El Cuarto

El Cuarto

como un arquitecto deslucido

consume mis horas

entre sus cuatro paredes.

Mi mente imagina

las caricias del amanecer,

abriendo intersticios

y persianas inexistentes

en la superficie de sus muros.

Ríos eléctricos,

lenguas de fuego,

voraces monstruos,

flagelan diariamente mi cuerpo endeble.

En un esfuerzo supremo,

en el techo del Cuarto,

al dibujar corceles luminosos

vuelan recuerdos e ilusiones,

y la tristeza y el dolor

se desvanecen en el espacio.

Acurrucado en una esquina

de este siniestro cubículo,

cotidianamente mi memoria

vagabundea como un atrevido fantasma.

Llegan las sombras,

ataviadas de tinieblas;

pesadas botas,

herrumbrados eslabones,

que encadenan mi vida

a los más profundos abismos.

Estos seres oscuros

carcomen como hambrientos buitres,

enfundados en telas,

color verde oliva,

cada uno de mis pergaminos

y se arremolinan en movimientos brutales

respirando en mis oídos

con el calor de las bestias.

Inundan mi historia

con los más terribles personajes,

y esparcen en este pequeño Cuarto,

los resentidos y compulsivos engendros

que pueblan sus mundos.

Ese es mi Cuarto;

mosaico frío y desolado,

nido de aves sin alas,

donde ruedan sin cesar,

aplastando mis sentidos

los desiertos y las mesetas más inhóspitas.

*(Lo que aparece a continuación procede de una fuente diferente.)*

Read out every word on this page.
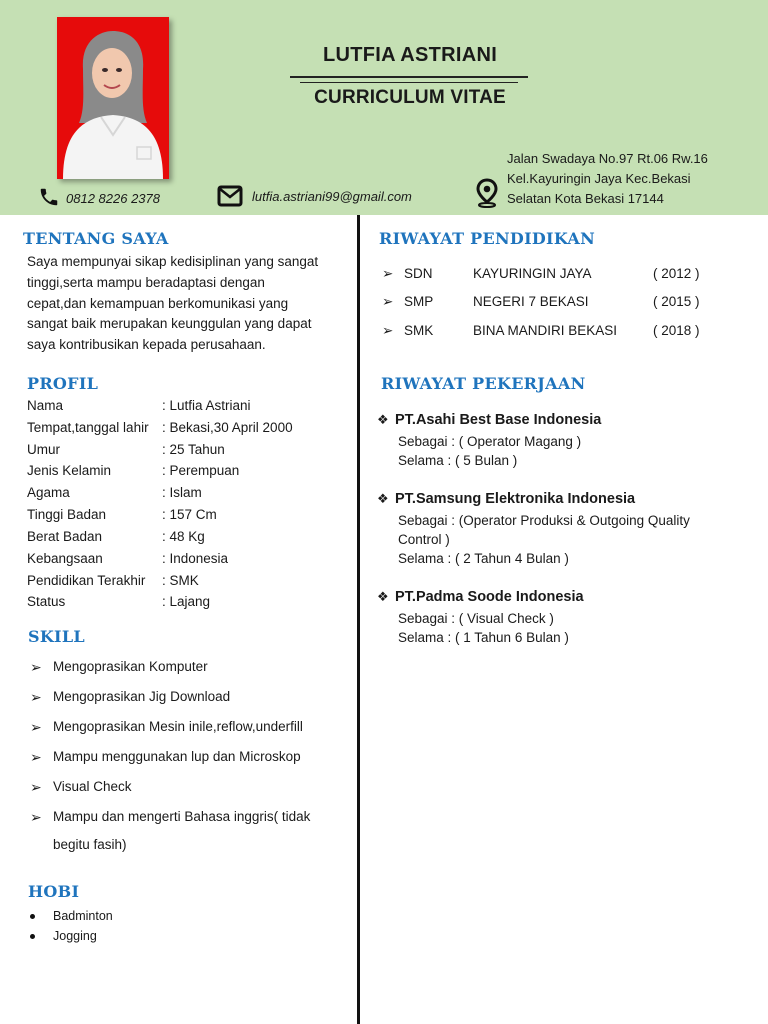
LUTFIA ASTRIANI
CURRICULUM VITAE
Jalan Swadaya No.97 Rt.06 Rw.16
Kel.Kayuringin Jaya Kec.Bekasi
Selatan Kota Bekasi 17144
0812 8226 2378	lutfia.astriani99@gmail.com
TENTANG SAYA
Saya mempunyai sikap kedisiplinan yang sangat
tinggi,serta mampu beradaptasi dengan
cepat,dan kemampuan berkomunikasi yang
sangat baik merupakan keunggulan yang dapat
saya kontribusikan kepada perusahaan.
PROFIL
Nama	: Lutfia Astriani
Tempat,tanggal lahir : Bekasi,30 April 2000
Umur	: 25 Tahun
Jenis Kelamin	: Perempuan
Agama	: Islam
Tinggi Badan	: 157 Cm
Berat Badan	: 48 Kg
Kebangsaan	: Indonesia
Pendidikan Terakhir : SMK
Status	: Lajang
SKILL
➢ Mengoprasikan Komputer
➢ Mengoprasikan Jig Download
➢ Mengoprasikan Mesin inile,reflow,underfill
➢ Mampu menggunakan lup dan Microskop
➢ Visual Check
➢ Mampu dan mengerti Bahasa inggris( tidak
begitu fasih)
HOBI
Badminton
Jogging
RIWAYAT PENDIDIKAN
➢ SDN	KAYURINGIN JAYA	( 2012 )
➢ SMP	NEGERI 7 BEKASI	( 2015 )
➢ SMK	BINA MANDIRI BEKASI	( 2018 )
RIWAYAT PEKERJAAN
❖ PT.Asahi Best Base Indonesia
Sebagai : ( Operator Magang )
Selama : ( 5 Bulan )
❖ PT.Samsung Elektronika Indonesia
Sebagai : (Operator Produksi & Outgoing Quality
Control )
Selama : ( 2 Tahun 4 Bulan )
❖ PT.Padma Soode Indonesia
Sebagai : ( Visual Check )
Selama : ( 1 Tahun 6 Bulan )
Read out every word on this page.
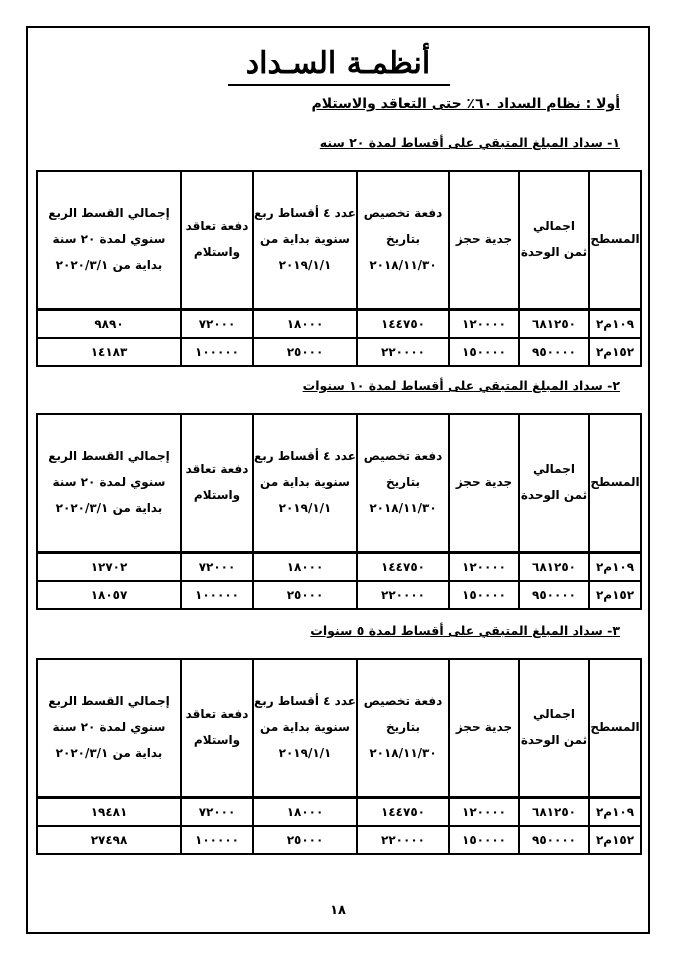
أنظمـة السـداد
أولا : نظام السداد ٦٠٪ حتى التعاقد والاستلام
١- سداد المبلغ المتبقي على أقساط لمدة ٢٠ سنه
المسطح	اجمالي ثمن الوحدة	جدية حجز	دفعة تخصيص بتاريخ ٢٠١٨/١١/٣٠	عدد ٤ أقساط ربع سنوية بداية من ٢٠١٩/١/١	دفعة تعاقد واستلام	إجمالي القسط الربع سنوي لمدة ٢٠ سنة بداية من ٢٠٢٠/٣/١
١٠٩م٢	٦٨١٢٥٠	١٢٠٠٠٠	١٤٤٧٥٠	١٨٠٠٠	٧٢٠٠٠	٩٨٩٠
١٥٢م٢	٩٥٠٠٠٠	١٥٠٠٠٠	٢٢٠٠٠٠	٢٥٠٠٠	١٠٠٠٠٠	١٤١٨٣
٢- سداد المبلغ المتبقي على أقساط لمدة ١٠ سنوات
المسطح	اجمالي ثمن الوحدة	جدية حجز	دفعة تخصيص بتاريخ ٢٠١٨/١١/٣٠	عدد ٤ أقساط ربع سنوية بداية من ٢٠١٩/١/١	دفعة تعاقد واستلام	إجمالي القسط الربع سنوي لمدة ٢٠ سنة بداية من ٢٠٢٠/٣/١
١٠٩م٢	٦٨١٢٥٠	١٢٠٠٠٠	١٤٤٧٥٠	١٨٠٠٠	٧٢٠٠٠	١٢٧٠٢
١٥٢م٢	٩٥٠٠٠٠	١٥٠٠٠٠	٢٢٠٠٠٠	٢٥٠٠٠	١٠٠٠٠٠	١٨٠٥٧
٣- سداد المبلغ المتبقي على أقساط لمدة ٥ سنوات
المسطح	اجمالي ثمن الوحدة	جدية حجز	دفعة تخصيص بتاريخ ٢٠١٨/١١/٣٠	عدد ٤ أقساط ربع سنوية بداية من ٢٠١٩/١/١	دفعة تعاقد واستلام	إجمالي القسط الربع سنوي لمدة ٢٠ سنة بداية من ٢٠٢٠/٣/١
١٠٩م٢	٦٨١٢٥٠	١٢٠٠٠٠	١٤٤٧٥٠	١٨٠٠٠	٧٢٠٠٠	١٩٤٨١
١٥٢م٢	٩٥٠٠٠٠	١٥٠٠٠٠	٢٢٠٠٠٠	٢٥٠٠٠	١٠٠٠٠٠	٢٧٤٩٨
١٨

Aún en el centro de mi pecho

cobijo mil historias,

y permanecen anclados

miles de barcos con velas henchidas

qué, por la ferocidad de mi espíritu,

por su extrema potencia,

recorren impacientes todos los océanos.

Esos territorios, para ellos,

son totalmente inexpugnables;

es una muralla mágica,

una acorazada fortaleza,

donde nadie puede llegar.

Mi Cuarto tiene

una puerta de madera oscura,

sin ventanas,

sin mirillas,

sin mundos del otro lado,

sin cerradura

y eternamente blindado.

En las caras del Cuarto,

los hijos de la humedad,

fabrican seres descascarados y de tez amarilla

qué forjados en múltiples facetas,

comparten mis relojes biológicos,

anidados en el calor de mis recuerdos.

A veces, tras los muros del Cuarto,

resuenan como martillos en un yunque,

susurros y frases desdibujadas

provenientes de otros cuartos linderos.

Ahí,

pareciera que mi soledad

sembrara mínimas alegrías

y un dejo de humanidad

provocara sensaciones ya olvidadas.

Mi Cuarto es un cofre,

donde atesoro las ilusiones;

en sus entrañas,

en el centro feroz de su existencia,

construyo castillos victoriosos

donde corren alegres las voces de mis hijos

y el perfume inolvidable de Ana,

mi compañera de siempre.

Eran otros tiempos.

Eran otros Dioses.

Era el amor.

Cierto día en el Cuarto,

solo quedaron soledades.

En el epicentro,

de una locura desatada sin razón,

mi humanidad marcó sangrante

el oscuro piso tallado en violencia.

Atrás quedaron morando,

en mi rincón preferido,

las inviolables señales

de una historia para nunca olvidar

y el arcón de todos mis sueños.

Dirigí mi última mirada al Cuarto.

Con mis pupilas quise blanquear

sus siniestras paredes,

pero en la tierra,

no hay pinturas que cubran

y recubran tantos parajes,

sedientos de vida.

Ese día en el Cuarto,

cuando se escucharon unos pasos autoritarios

que arrastraban un cuerpo sin vida

la única luz que parecía existir,

era el brillo deslucido de unas botas negras.

Sin embargo,

cuando el taconeo se fue diluyendo en la distancia,

mi rincón preferido se vistió de amaneceres.

Mi espíritu,

en el centro de la esperanza,

giró como un invisible planeta,

prendiendo estrellas y constelaciones.

En las cuatro paredes del Cuarto

a través de las rendijas,

atravesando persianas inexistentes,

que mi mente alguna vez creó,

huí liberado por los senderos del tiempo.